Но язык большинства не образует тотальности, из него вырывается литературное высказывание. Это — резервация, где якобы языку предоставлено чествовать себя, как писал Рикер. Однако язык, чествующий себя в резервации, стерилен, покуда не затрагивает устои политической жизни в широком смысле от политесов до полиции (Деррида), то есть пока не вырывается из неё, из дурной трансцендентности, этого сугубо писательского (или философско-публицистического) загончика для рафинированной игры в бисер, далёкой от ежедневной жизни.
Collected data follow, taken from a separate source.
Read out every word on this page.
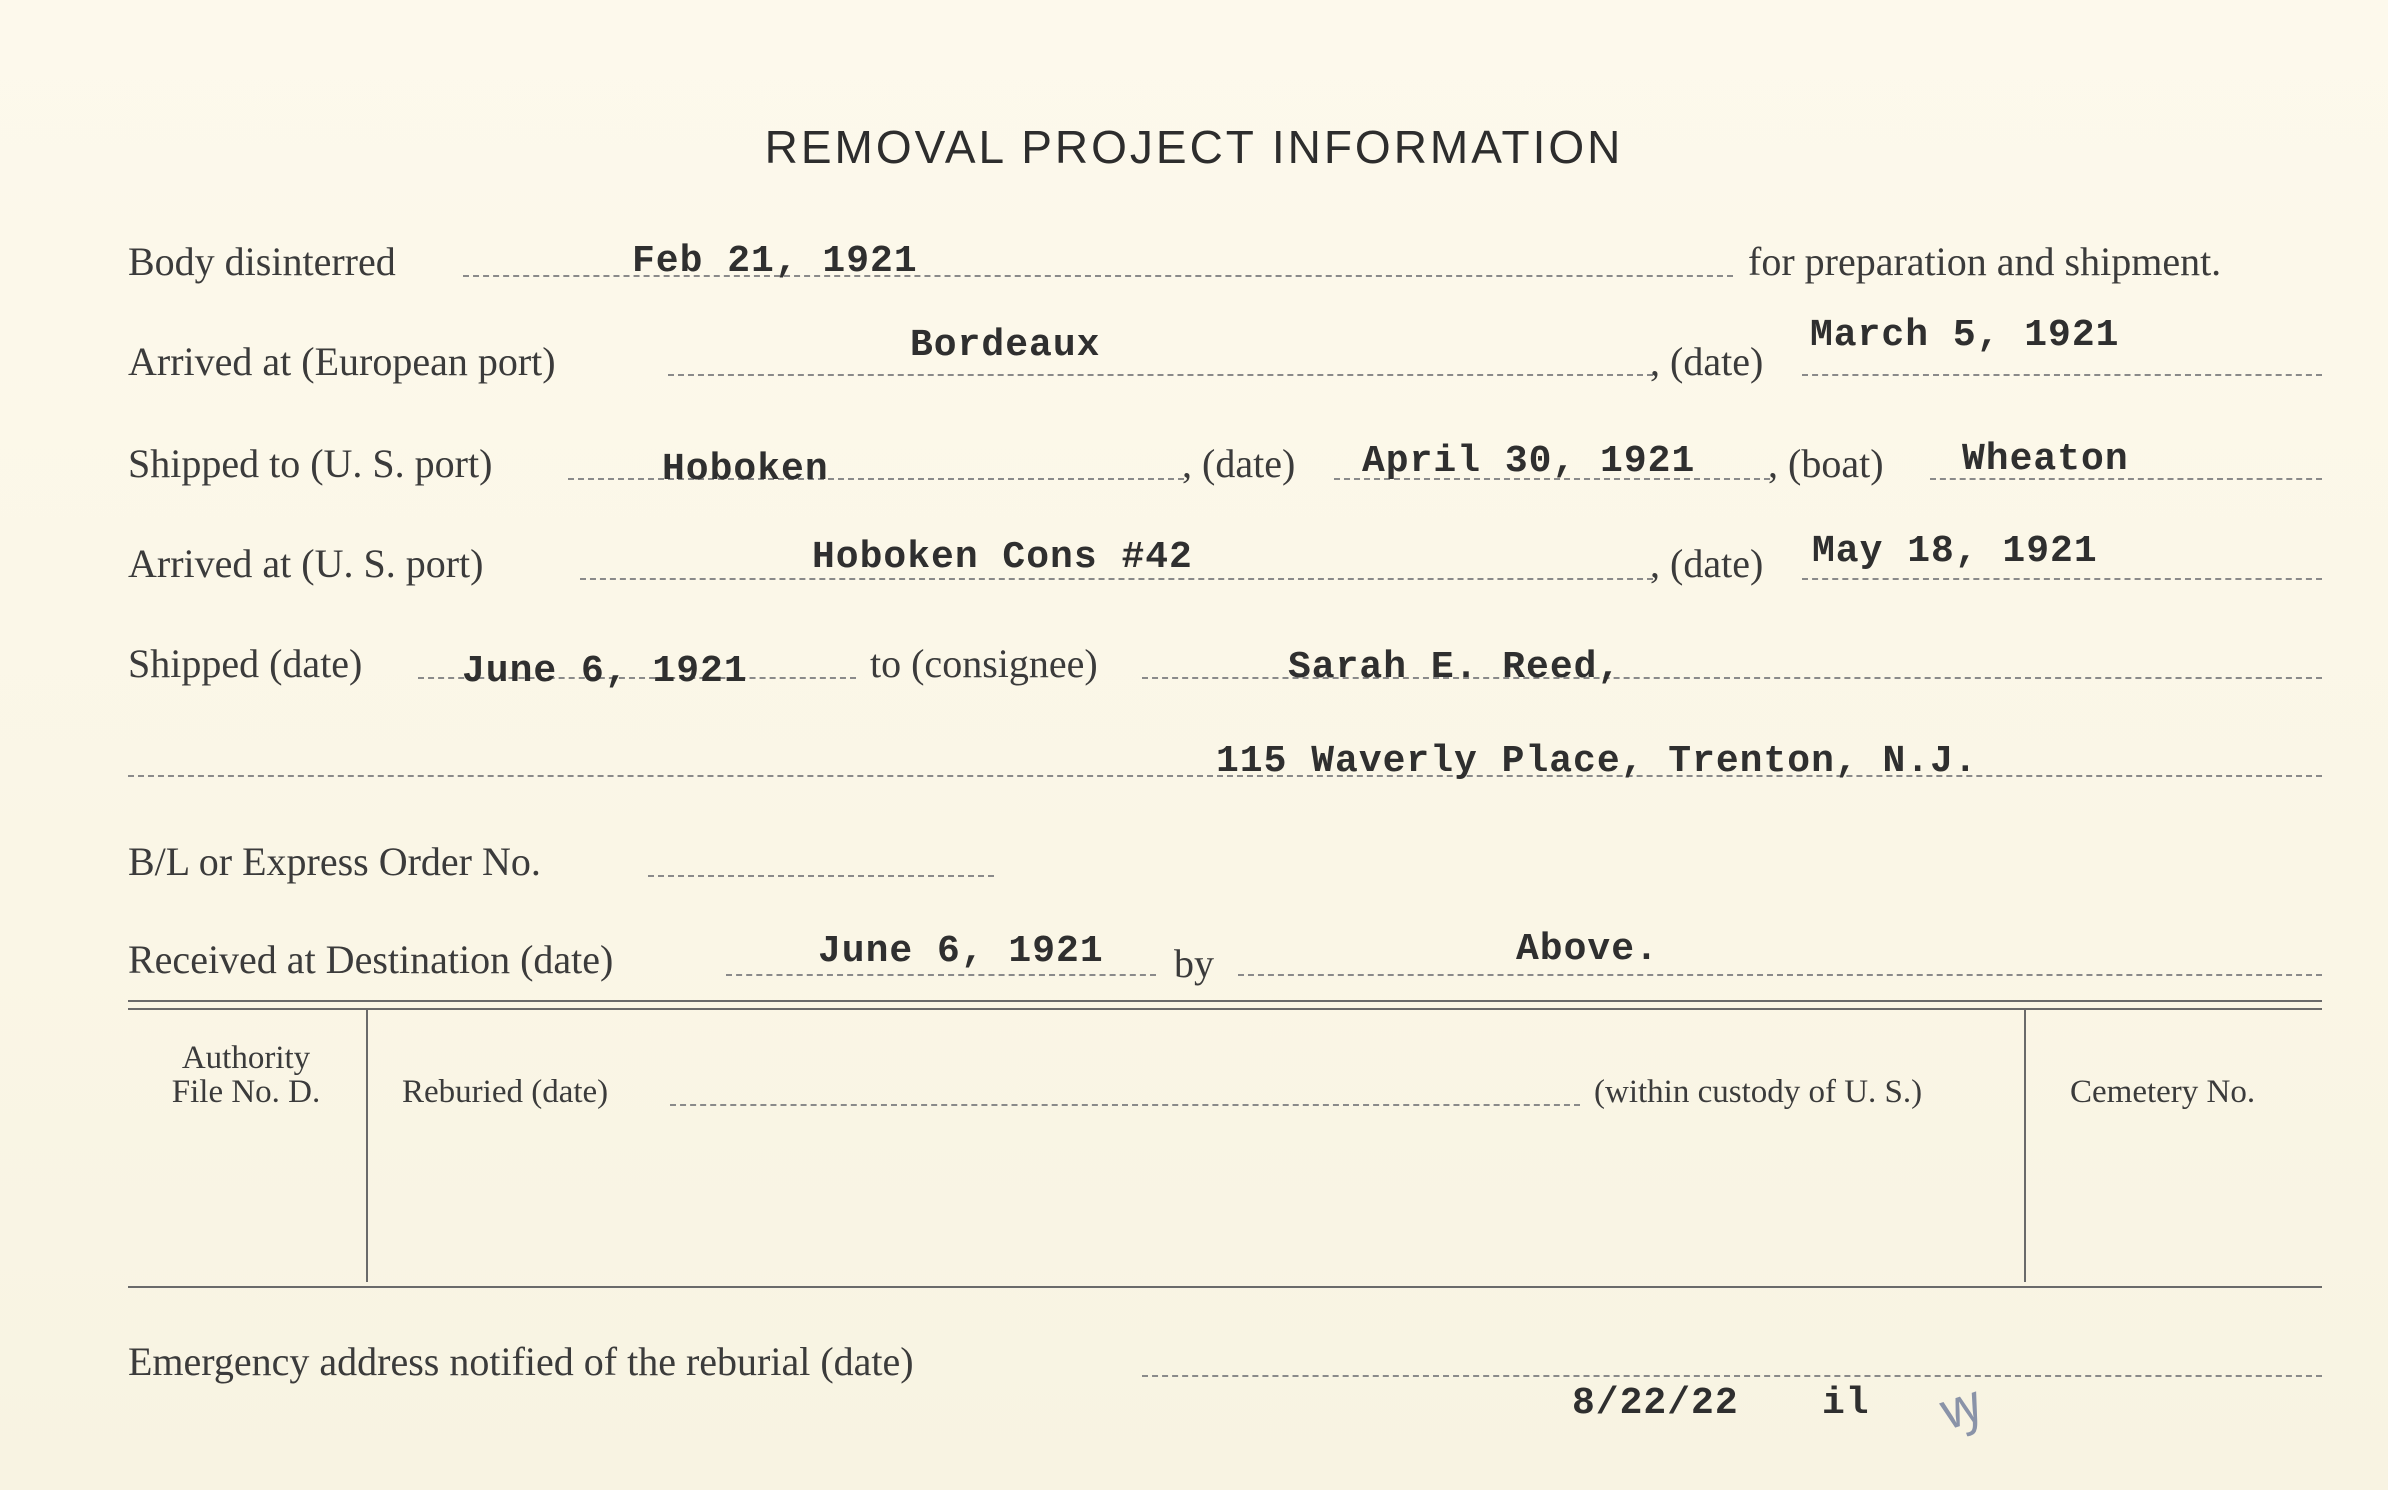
REMOVAL PROJECT INFORMATION
Body disinterred	Feb 21, 1921	for preparation and shipment.
Arrived at (European port)	Bordeaux	, (date)
March 5, 1921
Shipped to (U. S. port)	Hoboken	, (date) April 30, 1921 , (boat) Wheaton
Arrived at (U. S. port)	Hoboken Cons #42	, (date) May 18, 1921
Shipped (date)	June 6, 1921	to (consignee)	Sarah E. Reed,
115 Waverly Place, Trenton, N.J.
B/L or Express Order No.
Received at Destination (date)	June 6, 1921 by	Above.
Authority
File No. D.	Reburied (date)	(within custody of U. S.)	Cemetery No.
Emergency address notified of the reburial (date)
8/22/22 il ꝡ
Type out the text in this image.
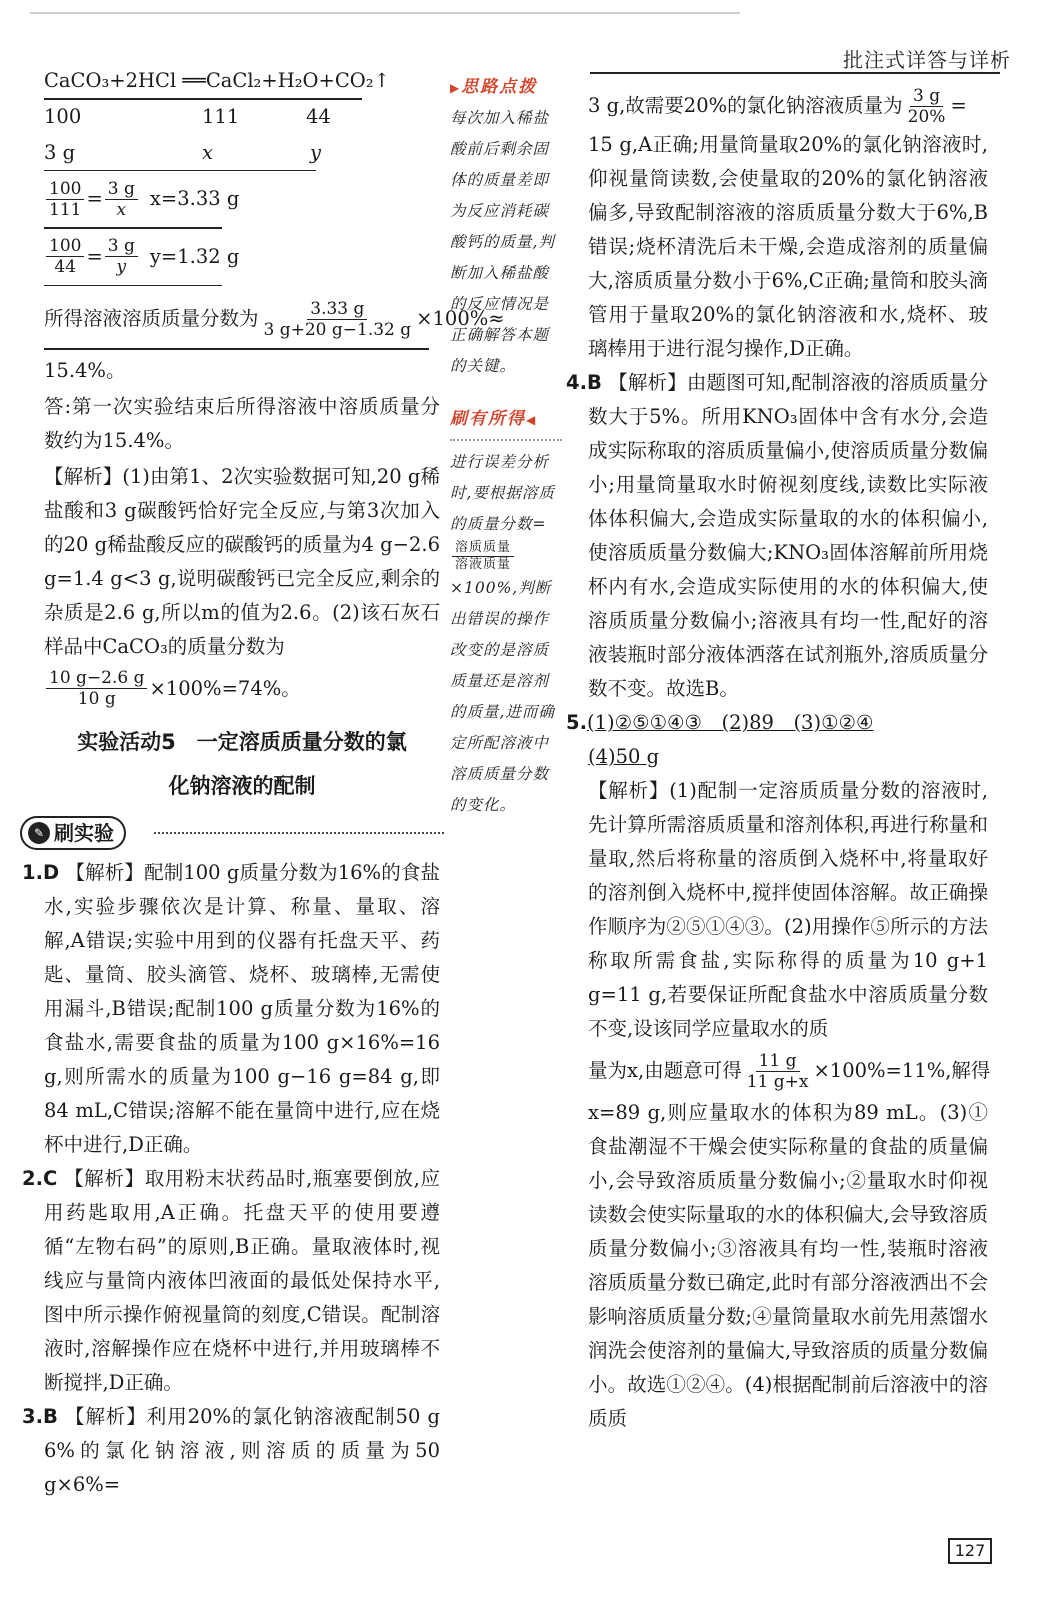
批注式详答与详析
CaCO₃+2HCl ══CaCl₂+H₂O+CO₂↑
100	111	44
3 g	x	y
$\frac{100}{111} = \frac{3 g}{x} x=3.33$ g
$\frac{100}{44} = \frac{3 g}{y} y=1.32$ g
所得溶液溶质质量分数为 $\frac{3.33 g}{3 g+20 g-1.32 g} \times 100\%\approx$
15.4%。

答:第一次实验结束后所得溶液中溶质质量分数约为15.4%。

【解析】(1)由第1、2次实验数据可知,20 g稀盐酸和3 g碳酸钙恰好完全反应,与第3次加入的20 g稀盐酸反应的碳酸钙的质量为4 g−2.6 g=1.4 g<3 g,说明碳酸钙已完全反应,剩余的杂质是2.6 g,所以m的值为2.6。(2)该石灰石样品中CaCO₃的质量分数为

$\frac{10 g-2.6 g}{10 g} \times 100\%=74\%$。
实验活动5　一定溶质质量分数的氯
化钠溶液的配制
✎ 刷实验

1.D 【解析】配制100 g质量分数为16%的食盐水,实验步骤依次是计算、称量、量取、溶解,A错误;实验中用到的仪器有托盘天平、药匙、量筒、胶头滴管、烧杯、玻璃棒,无需使用漏斗,B错误;配制100 g质量分数为16%的食盐水,需要食盐的质量为100 g×16%=16 g,则所需水的质量为100 g−16 g=84 g,即84 mL,C错误;溶解不能在量筒中进行,应在烧杯中进行,D正确。

2.C 【解析】取用粉末状药品时,瓶塞要倒放,应用药匙取用,A正确。托盘天平的使用要遵循“左物右码”的原则,B正确。量取液体时,视线应与量筒内液体凹液面的最低处保持水平,图中所示操作俯视量筒的刻度,C错误。配制溶液时,溶解操作应在烧杯中进行,并用玻璃棒不断搅拌,D正确。

3.B 【解析】利用20%的氯化钠溶液配制50 g 6%的氯化钠溶液,则溶质的质量为50 g×6%=

▶思路点拨
每次加入稀盐酸前后剩余固体的质量差即为反应消耗碳酸钙的质量,判断加入稀盐酸的反应情况是正确解答本题的关键。
刷有所得◀
进行误差分析时,要根据溶质的质量分数=
$\frac{\text{溶质质量}}{\text{溶液质量}}$
×100%,判断出错误的操作改变的是溶质质量还是溶剂的质量,进而确定所配溶液中溶质质量分数的变化。
3 g,故需要20%的氯化钠溶液质量为 $\frac{3 g}{20\%}$ =

15 g,A正确;用量筒量取20%的氯化钠溶液时,仰视量筒读数,会使量取的20%的氯化钠溶液偏多,导致配制溶液的溶质质量分数大于6%,B错误;烧杯清洗后未干燥,会造成溶剂的质量偏大,溶质质量分数小于6%,C正确;量筒和胶头滴管用于量取20%的氯化钠溶液和水,烧杯、玻璃棒用于进行混匀操作,D正确。

4.B 【解析】由题图可知,配制溶液的溶质质量分数大于5%。所用KNO₃固体中含有水分,会造成实际称取的溶质质量偏小,使溶质质量分数偏小;用量筒量取水时俯视刻度线,读数比实际液体体积偏大,会造成实际量取的水的体积偏小,使溶质质量分数偏大;KNO₃固体溶解前所用烧杯内有水,会造成实际使用的水的体积偏大,使溶质质量分数偏小;溶液具有均一性,配好的溶液装瓶时部分液体洒落在试剂瓶外,溶质质量分数不变。故选B。

5.(1)②⑤①④③　(2)89　(3)①②④
(4)50 g

【解析】(1)配制一定溶质质量分数的溶液时,先计算所需溶质质量和溶剂体积,再进行称量和量取,然后将称量的溶质倒入烧杯中,将量取好的溶剂倒入烧杯中,搅拌使固体溶解。故正确操作顺序为②⑤①④③。(2)用操作⑤所示的方法称取所需食盐,实际称得的质量为10 g+1 g=11 g,若要保证所配食盐水中溶质质量分数不变,设该同学应量取水的质

量为x,由题意可得 $\frac{11 g}{11 g+x} \times 100\%=11\%$,解得

x=89 g,则应量取水的体积为89 mL。(3)①食盐潮湿不干燥会使实际称量的食盐的质量偏小,会导致溶质质量分数偏小;②量取水时仰视读数会使实际量取的水的体积偏大,会导致溶质质量分数偏小;③溶液具有均一性,装瓶时溶液溶质质量分数已确定,此时有部分溶液洒出不会影响溶质质量分数;④量筒量取水前先用蒸馏水润洗会使溶剂的量偏大,导致溶质的质量分数偏小。故选①②④。(4)根据配制前后溶液中的溶质质

127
Язык высвобождается для актуализации деструктивной и конструктивной энергии индивида в среде, где индивид не разделён условно-добровольным договором на «писателя» и «гражданина», на «играющего» и «серьёзного». В этой плодотворящей среде смешиваются религиозно-мистический, политический, этический, репортажный, рационально-познающий, правовой и лирический дискурсы, разделённые шизоидальностью, то есть интериоризированным членением социального мира. В этой среде можно быть субъектом своих высказываний, а не просто тем, кто их произносит.
Это и происходит у Алины Витухновской, с её любовью к самовозгорающейся фонике, бесцеремонно вовлекающей значения, удалённые от области лояльного «лиризма». Та омиофония, паронимия, которую столь привычно подавлять для того, чтобы понимать языковые клише расхожей мещанской идеологии.
Я твой Чик-Атилло, Отелло,
Твой кич в молчаливой ночи.
Я вышел на мокрое дело.
Дрожи, Госпожа, и молчи!
Ассоциации одинокого маньяка с Атиллой уже дестерилизует последнего, известного узуально как царь варваров, разрушивших римскую империю. Но переход к Отелло, которого «должно» воспринимать сугубо эстетически, то есть — не серьёзно, игрушечно, «размораживает» в зацитированном шекспировском герое того больного хищного зверя, которого из-за «классичности» пьесы мы уже с трудом опознаём. Ведь Аттила от нас далёк, а Отелло мы сопереживаем. Слово «кич», недвусмысленное «чик» — наизнанку, вталкивает обратно с театральных подмостков в план повседневного бытия школьно-знакомых персонажей, в которых культура сублимировала деструктивные позывы до пустопорожней романтики, если не сантиментальности. И «холодная девочка Лида» из Ванды Захер-Мазоха, «Венеры в мехах», превращается в жертву садиста, происходит «девальвация Ванд».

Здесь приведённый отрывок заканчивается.